Was bedeutet „Selbstfürsorge“ für dich?
Die Pandemie hat das Konzept der „Selbstfürsorge“ für mich viel klarer gemacht. Im Moment bedeutet das viel glutenfreies Backen und lange Spaziergänge, um aus dem Haus zu kommen und meinen Körper in Bewegung zu halten. Ich höre auf meinen Spaziergängen True-Crime-Podcasts und notiere mir Arbeitsideen in meiner Notizen-App. Ich weiß auch ziemlich gut, wann ich einen freien Tag brauche, und lade meine Akkus gerne mit Romanen oder einem Netflix-Binge auf.
Welches schädliche oder nutzlose sexuelle Skript hast du in deinem eigenen Leben gelernt zu hinterfragen?

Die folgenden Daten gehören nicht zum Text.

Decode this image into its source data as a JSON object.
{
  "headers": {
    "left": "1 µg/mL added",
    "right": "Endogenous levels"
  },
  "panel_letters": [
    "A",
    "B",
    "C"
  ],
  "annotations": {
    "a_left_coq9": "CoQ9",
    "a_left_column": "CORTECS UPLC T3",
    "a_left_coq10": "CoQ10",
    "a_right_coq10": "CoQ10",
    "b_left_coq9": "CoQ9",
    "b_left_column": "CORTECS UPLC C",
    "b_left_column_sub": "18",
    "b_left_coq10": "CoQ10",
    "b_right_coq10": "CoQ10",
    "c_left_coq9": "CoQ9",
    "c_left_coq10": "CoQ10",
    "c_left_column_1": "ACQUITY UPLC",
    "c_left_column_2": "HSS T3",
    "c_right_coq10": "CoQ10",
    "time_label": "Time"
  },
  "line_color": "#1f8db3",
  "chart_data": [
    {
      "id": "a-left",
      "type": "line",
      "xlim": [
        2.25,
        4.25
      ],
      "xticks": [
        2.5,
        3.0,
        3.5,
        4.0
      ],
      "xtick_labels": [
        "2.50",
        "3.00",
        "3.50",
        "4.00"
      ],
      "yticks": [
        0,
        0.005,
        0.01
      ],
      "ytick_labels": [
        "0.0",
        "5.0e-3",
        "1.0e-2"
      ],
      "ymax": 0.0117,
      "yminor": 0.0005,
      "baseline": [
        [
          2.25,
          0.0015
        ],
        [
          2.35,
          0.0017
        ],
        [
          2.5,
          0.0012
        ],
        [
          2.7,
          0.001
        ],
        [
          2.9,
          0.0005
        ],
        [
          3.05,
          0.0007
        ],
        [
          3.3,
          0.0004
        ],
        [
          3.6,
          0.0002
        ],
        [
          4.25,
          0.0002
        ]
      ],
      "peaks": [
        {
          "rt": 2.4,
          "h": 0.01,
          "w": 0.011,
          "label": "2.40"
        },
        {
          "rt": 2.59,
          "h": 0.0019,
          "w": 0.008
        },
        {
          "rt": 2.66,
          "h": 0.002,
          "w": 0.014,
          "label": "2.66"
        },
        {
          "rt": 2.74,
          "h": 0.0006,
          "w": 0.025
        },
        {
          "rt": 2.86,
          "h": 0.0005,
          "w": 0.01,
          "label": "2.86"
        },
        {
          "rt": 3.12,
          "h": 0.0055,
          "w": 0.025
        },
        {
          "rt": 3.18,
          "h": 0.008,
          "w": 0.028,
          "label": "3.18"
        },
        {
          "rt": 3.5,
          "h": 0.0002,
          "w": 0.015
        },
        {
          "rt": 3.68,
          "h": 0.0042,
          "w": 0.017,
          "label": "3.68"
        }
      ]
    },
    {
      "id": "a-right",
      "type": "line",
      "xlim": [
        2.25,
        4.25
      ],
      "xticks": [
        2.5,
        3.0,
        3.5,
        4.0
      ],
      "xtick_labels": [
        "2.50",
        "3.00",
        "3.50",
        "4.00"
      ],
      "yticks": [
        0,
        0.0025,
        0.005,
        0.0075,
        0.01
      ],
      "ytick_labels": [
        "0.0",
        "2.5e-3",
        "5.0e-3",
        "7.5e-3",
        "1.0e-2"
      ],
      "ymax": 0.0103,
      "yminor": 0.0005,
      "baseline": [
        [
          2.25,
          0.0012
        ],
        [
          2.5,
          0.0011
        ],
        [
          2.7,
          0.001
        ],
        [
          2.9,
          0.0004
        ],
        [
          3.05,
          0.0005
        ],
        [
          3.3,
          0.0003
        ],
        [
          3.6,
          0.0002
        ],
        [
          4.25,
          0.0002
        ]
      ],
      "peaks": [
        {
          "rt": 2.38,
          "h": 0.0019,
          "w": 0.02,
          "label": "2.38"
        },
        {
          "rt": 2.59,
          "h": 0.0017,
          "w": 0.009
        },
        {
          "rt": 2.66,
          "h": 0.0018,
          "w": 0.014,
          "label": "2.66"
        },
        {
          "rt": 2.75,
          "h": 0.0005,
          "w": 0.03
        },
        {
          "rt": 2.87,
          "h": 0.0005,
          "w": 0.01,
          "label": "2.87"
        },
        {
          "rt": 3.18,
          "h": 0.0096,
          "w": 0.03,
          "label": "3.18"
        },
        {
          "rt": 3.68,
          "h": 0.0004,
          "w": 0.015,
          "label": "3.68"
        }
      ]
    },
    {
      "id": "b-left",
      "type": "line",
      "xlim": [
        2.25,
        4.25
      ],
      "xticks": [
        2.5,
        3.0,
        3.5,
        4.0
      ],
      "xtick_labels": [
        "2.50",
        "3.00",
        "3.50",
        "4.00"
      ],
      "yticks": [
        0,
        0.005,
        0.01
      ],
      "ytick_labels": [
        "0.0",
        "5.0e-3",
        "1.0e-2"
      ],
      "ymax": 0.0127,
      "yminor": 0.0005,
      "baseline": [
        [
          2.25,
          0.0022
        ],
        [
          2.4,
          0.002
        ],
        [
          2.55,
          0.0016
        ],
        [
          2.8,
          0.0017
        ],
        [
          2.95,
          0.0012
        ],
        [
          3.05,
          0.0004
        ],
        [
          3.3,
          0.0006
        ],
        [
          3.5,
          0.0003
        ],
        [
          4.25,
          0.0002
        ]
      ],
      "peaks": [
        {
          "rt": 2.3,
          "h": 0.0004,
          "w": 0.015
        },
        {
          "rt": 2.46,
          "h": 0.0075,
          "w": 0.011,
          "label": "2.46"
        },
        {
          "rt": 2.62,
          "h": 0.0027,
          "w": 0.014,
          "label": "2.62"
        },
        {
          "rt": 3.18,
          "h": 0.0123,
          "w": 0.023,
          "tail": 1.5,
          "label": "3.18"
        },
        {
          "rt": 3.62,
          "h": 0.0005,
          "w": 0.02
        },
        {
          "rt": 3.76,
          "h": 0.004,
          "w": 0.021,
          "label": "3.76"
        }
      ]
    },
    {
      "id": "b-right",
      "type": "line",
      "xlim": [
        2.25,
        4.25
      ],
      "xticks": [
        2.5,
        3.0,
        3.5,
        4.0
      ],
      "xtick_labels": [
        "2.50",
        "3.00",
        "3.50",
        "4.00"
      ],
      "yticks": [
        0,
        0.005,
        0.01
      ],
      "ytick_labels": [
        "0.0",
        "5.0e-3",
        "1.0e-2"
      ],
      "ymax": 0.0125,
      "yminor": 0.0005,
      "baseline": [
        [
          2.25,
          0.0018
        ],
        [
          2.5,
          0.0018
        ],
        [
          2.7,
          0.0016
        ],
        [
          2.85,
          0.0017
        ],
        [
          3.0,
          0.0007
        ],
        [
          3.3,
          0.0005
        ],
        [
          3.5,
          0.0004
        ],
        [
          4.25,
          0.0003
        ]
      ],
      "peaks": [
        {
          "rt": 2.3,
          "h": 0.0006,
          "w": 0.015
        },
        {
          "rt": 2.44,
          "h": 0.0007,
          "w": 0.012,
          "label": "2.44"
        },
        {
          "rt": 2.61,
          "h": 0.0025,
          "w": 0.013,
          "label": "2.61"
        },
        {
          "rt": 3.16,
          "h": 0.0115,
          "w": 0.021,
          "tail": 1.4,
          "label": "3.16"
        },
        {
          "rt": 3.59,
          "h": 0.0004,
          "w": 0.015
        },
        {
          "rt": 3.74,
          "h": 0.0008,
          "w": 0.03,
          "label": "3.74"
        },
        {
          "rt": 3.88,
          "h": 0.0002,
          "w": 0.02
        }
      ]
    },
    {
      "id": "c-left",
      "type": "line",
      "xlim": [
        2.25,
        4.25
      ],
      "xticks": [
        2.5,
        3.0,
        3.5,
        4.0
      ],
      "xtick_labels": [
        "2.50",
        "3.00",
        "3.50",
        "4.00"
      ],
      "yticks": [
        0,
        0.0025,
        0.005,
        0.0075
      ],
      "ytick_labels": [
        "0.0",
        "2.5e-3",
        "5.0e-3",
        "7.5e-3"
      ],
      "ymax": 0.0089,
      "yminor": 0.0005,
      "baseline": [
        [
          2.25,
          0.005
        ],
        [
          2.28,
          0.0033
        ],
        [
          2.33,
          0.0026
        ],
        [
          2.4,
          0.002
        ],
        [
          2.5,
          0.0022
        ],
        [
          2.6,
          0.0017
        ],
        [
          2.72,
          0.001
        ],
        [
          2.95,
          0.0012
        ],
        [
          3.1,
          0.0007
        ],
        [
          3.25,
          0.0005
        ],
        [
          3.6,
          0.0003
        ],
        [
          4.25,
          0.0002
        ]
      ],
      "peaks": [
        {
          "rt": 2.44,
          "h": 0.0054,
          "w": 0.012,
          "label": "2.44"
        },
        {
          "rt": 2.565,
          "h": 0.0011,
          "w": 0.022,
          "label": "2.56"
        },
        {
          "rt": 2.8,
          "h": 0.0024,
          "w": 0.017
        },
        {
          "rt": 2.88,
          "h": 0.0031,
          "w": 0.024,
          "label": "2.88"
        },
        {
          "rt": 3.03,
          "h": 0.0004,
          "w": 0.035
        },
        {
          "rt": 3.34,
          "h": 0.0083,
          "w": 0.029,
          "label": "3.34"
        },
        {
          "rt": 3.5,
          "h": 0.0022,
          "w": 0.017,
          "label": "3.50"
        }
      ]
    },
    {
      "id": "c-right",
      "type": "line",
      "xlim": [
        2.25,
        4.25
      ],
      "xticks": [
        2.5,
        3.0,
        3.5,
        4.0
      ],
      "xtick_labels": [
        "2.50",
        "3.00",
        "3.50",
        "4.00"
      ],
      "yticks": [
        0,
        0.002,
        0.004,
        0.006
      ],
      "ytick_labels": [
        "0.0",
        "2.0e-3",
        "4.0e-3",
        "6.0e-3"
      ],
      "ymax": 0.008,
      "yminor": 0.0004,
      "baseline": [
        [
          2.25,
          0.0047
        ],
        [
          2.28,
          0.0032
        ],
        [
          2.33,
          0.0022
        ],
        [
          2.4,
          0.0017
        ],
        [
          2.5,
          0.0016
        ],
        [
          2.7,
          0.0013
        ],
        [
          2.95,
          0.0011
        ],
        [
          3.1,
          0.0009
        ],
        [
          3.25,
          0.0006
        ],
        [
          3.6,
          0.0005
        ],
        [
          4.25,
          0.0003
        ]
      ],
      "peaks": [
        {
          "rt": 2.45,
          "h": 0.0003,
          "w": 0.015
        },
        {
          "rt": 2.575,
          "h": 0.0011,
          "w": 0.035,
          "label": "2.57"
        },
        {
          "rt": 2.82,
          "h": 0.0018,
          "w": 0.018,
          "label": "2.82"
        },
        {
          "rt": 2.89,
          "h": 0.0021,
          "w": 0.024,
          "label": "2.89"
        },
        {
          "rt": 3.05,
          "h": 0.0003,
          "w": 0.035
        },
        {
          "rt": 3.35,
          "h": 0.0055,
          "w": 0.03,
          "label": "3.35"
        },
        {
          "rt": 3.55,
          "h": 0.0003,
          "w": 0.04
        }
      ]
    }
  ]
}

Mit zunehmendem Alter werde ich mir immer bewusster, wie viele nutzlose sexuelle Skripte es über Frauen und das Älterwerden gibt. Kürzlich habe ich die Netflix-Serie Grace and Frankie erneut gesehen, und es gibt so viele großartige Szenen und unverblümte Dialoge zu allem, von vaginaler Trockenheit bis hin zu leicht verständlichen Vibratoren für ältere Frauen mit Arthritis. Ich liebe es, diese beiden weiblichen Figuren zu sehen, die beide in ihren Siebzigern sind und als Unternehmerinnen in den Bereich der Sex-Technologie einsteigen. Die Serie ist ein so interessanter – und willkommener – Kontrast zu Shows wie Sex and the City, Broad City und Girls, und ich bin voll dabei.